Sunday, 31 December 2017

film review: Rogue One

Now, that’s what a prequel should be like!

As a young girl, Jyn Erso sees her mother shot and her engineer father taken by Imperial troopers. A decade later she is an embittered young criminal, on the run from everyone. The Empire wants her to put pressure on her father. The Rebellion wants her to stop the Empire getting her. Then a pilot defects from the Empire with news that could mean a new hope for the Rebellion. Jyn Erso, along with a motley crew of rebels, finds herself engaged in a desperate race against time.

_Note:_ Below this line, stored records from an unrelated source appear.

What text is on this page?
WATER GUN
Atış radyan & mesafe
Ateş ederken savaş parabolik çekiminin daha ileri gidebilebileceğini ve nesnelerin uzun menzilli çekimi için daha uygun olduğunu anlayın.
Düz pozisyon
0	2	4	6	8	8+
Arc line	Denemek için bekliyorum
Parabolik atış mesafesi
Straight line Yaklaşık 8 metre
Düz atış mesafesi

This is written for, and by, Star Wars original trilogy fans. There are lots of little call outs to events in those films, and a couple of space battles in the original style. The plot explains two big questions from the original: How did Leia get hold of the Death Star plans? Why did the Death Star have such a ridiculous weakness? And it manages this without introducing too many new questions, although it does introduce a new series of gloomy muddy planets. Nowadays it is a bit harder to fully engage with an armed insurrection quite as whole-heartedly as in the more innocent days of 1977, though.

One great piece of continuity is Peter Cushing reprising his role as Grand Moff Tarkin from the 40-year old original. Not a bad trick given that Peter Cushing died in 1994. That’s what CGI can do nowadays: take one actor, and plaster the face of another over the top. The face worked brilliantly, but the eyes seemed a bit glassy. They played the same trick at the end with Leia, but that was more uncanny valley territory: a grizzled old face in the gloom is easier to fake that a young unlined face in full light, it seems. Mom Mothma also recurs, recast with a good look-alike. Darth Vader was a bit easier to recast behind that black mask, but still has his great James Earl Jones voice.

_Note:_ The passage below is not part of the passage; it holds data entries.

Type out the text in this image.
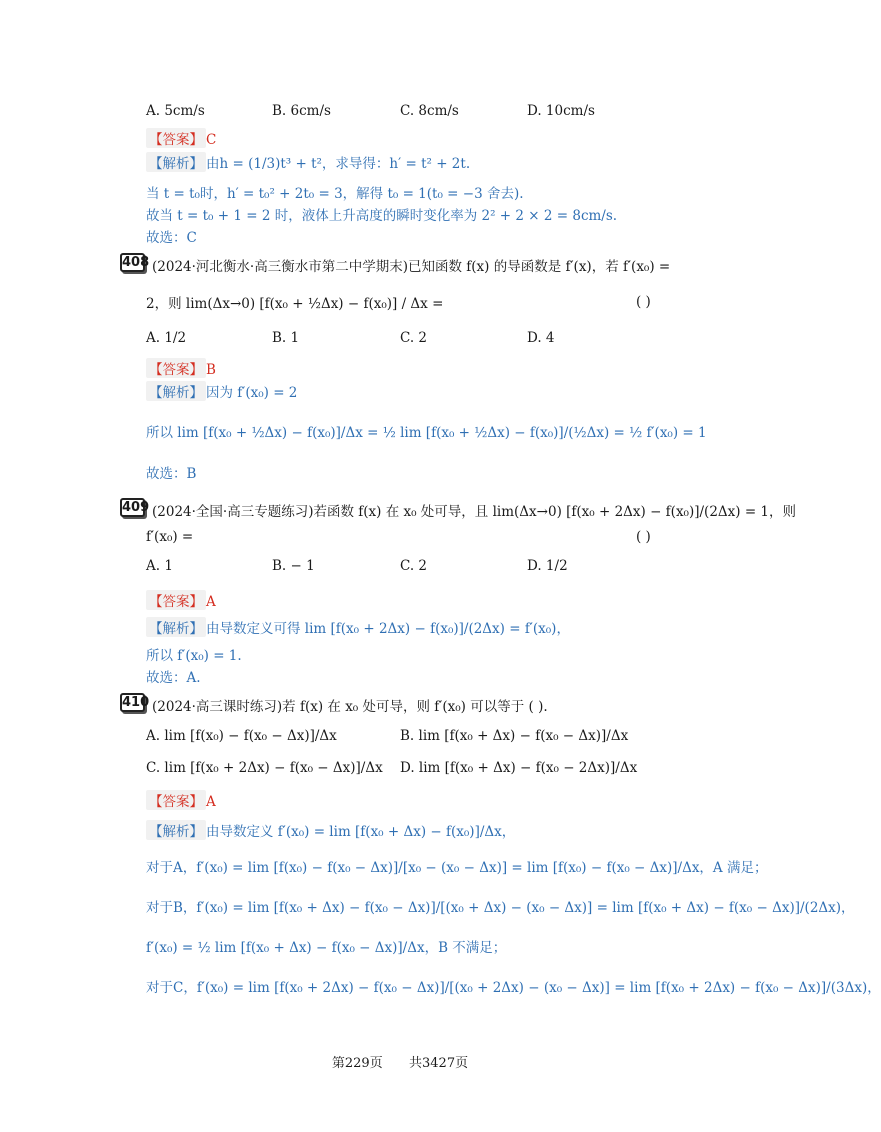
A. 5cm/s	B. 6cm/s	C. 8cm/s	D. 10cm/s
【答案】 C
【解析】 由h = (1/3)t³ + t²，求导得：h′ = t² + 2t.
当 t = t₀时，h′ = t₀² + 2t₀ = 3，解得 t₀ = 1(t₀ = −3 舍去).
故当 t = t₀ + 1 = 2 时，液体上升高度的瞬时变化率为 2² + 2 × 2 = 8cm/s.
故选：C
408 (2024·河北衡水·高三衡水市第二中学期末)已知函数 f(x) 的导函数是 f′(x)，若 f′(x₀) =
2，则 lim(Δx→0) [f(x₀ + ½Δx) − f(x₀)] / Δx =	( )
A. 1/2	B. 1	C. 2	D. 4
【答案】 B
【解析】 因为 f′(x₀) = 2
所以 lim [f(x₀ + ½Δx) − f(x₀)]/Δx = ½ lim [f(x₀ + ½Δx) − f(x₀)]/(½Δx) = ½ f′(x₀) = 1
故选：B
409 (2024·全国·高三专题练习)若函数 f(x) 在 x₀ 处可导，且 lim(Δx→0) [f(x₀ + 2Δx) − f(x₀)]/(2Δx) = 1，则
f′(x₀) =	( )
A. 1	B. − 1	C. 2	D. 1/2
【答案】 A
【解析】 由导数定义可得 lim [f(x₀ + 2Δx) − f(x₀)]/(2Δx) = f′(x₀)，
所以 f′(x₀) = 1.
故选：A.
410 (2024·高三课时练习)若 f(x) 在 x₀ 处可导，则 f′(x₀) 可以等于 ( ).
A. lim [f(x₀) − f(x₀ − Δx)]/Δx	B. lim [f(x₀ + Δx) − f(x₀ − Δx)]/Δx
C. lim [f(x₀ + 2Δx) − f(x₀ − Δx)]/Δx D. lim [f(x₀ + Δx) − f(x₀ − 2Δx)]/Δx
【答案】 A
【解析】 由导数定义 f′(x₀) = lim [f(x₀ + Δx) − f(x₀)]/Δx，
对于A，f′(x₀) = lim [f(x₀) − f(x₀ − Δx)]/[x₀ − (x₀ − Δx)] = lim [f(x₀) − f(x₀ − Δx)]/Δx，A 满足；
对于B，f′(x₀) = lim [f(x₀ + Δx) − f(x₀ − Δx)]/[(x₀ + Δx) − (x₀ − Δx)] = lim [f(x₀ + Δx) − f(x₀ − Δx)]/(2Δx)，
f′(x₀) = ½ lim [f(x₀ + Δx) − f(x₀ − Δx)]/Δx，B 不满足；
对于C，f′(x₀) = lim [f(x₀ + 2Δx) − f(x₀ − Δx)]/[(x₀ + 2Δx) − (x₀ − Δx)] = lim [f(x₀ + 2Δx) − f(x₀ − Δx)]/(3Δx)，
第229页 共3427页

Speaking of Leia and Mom Mothma, does this film, with its female lead, pass the Bechdel test? Opinion is divided: the young Jyn does briefly talk with her mother at the beginning, but they are talking about her hiding from the men coming for them. Later, Jyn addresses the Rebellion council headed by Mom Mothma. Are they talking to each other, or is Jyn just addressing the assembled, overwhelmingly male, crowd? Even if it can be argued a technical pass, it does needs to be argued. The crew Jyn flies with is all male. About the only other women are another council member, and a couple of fighter pilots, who get a few lines. Would it have killed them to have had another woman in the crew? Or even to have had Jyn’s mother be the abducted engineer? Ah well. Baby steps.

Technically, and plot-wise, the film is great. Not as good as the original (but what is?), but much superior to the prequel trilogy. (We probably should have watched it in the cinema to better appreciate the space battles and mushroom clouds, though.) The plot of Rogue One finishes just before that of Star Wars starts. It’s a very satisfying prequel that adds to the canon.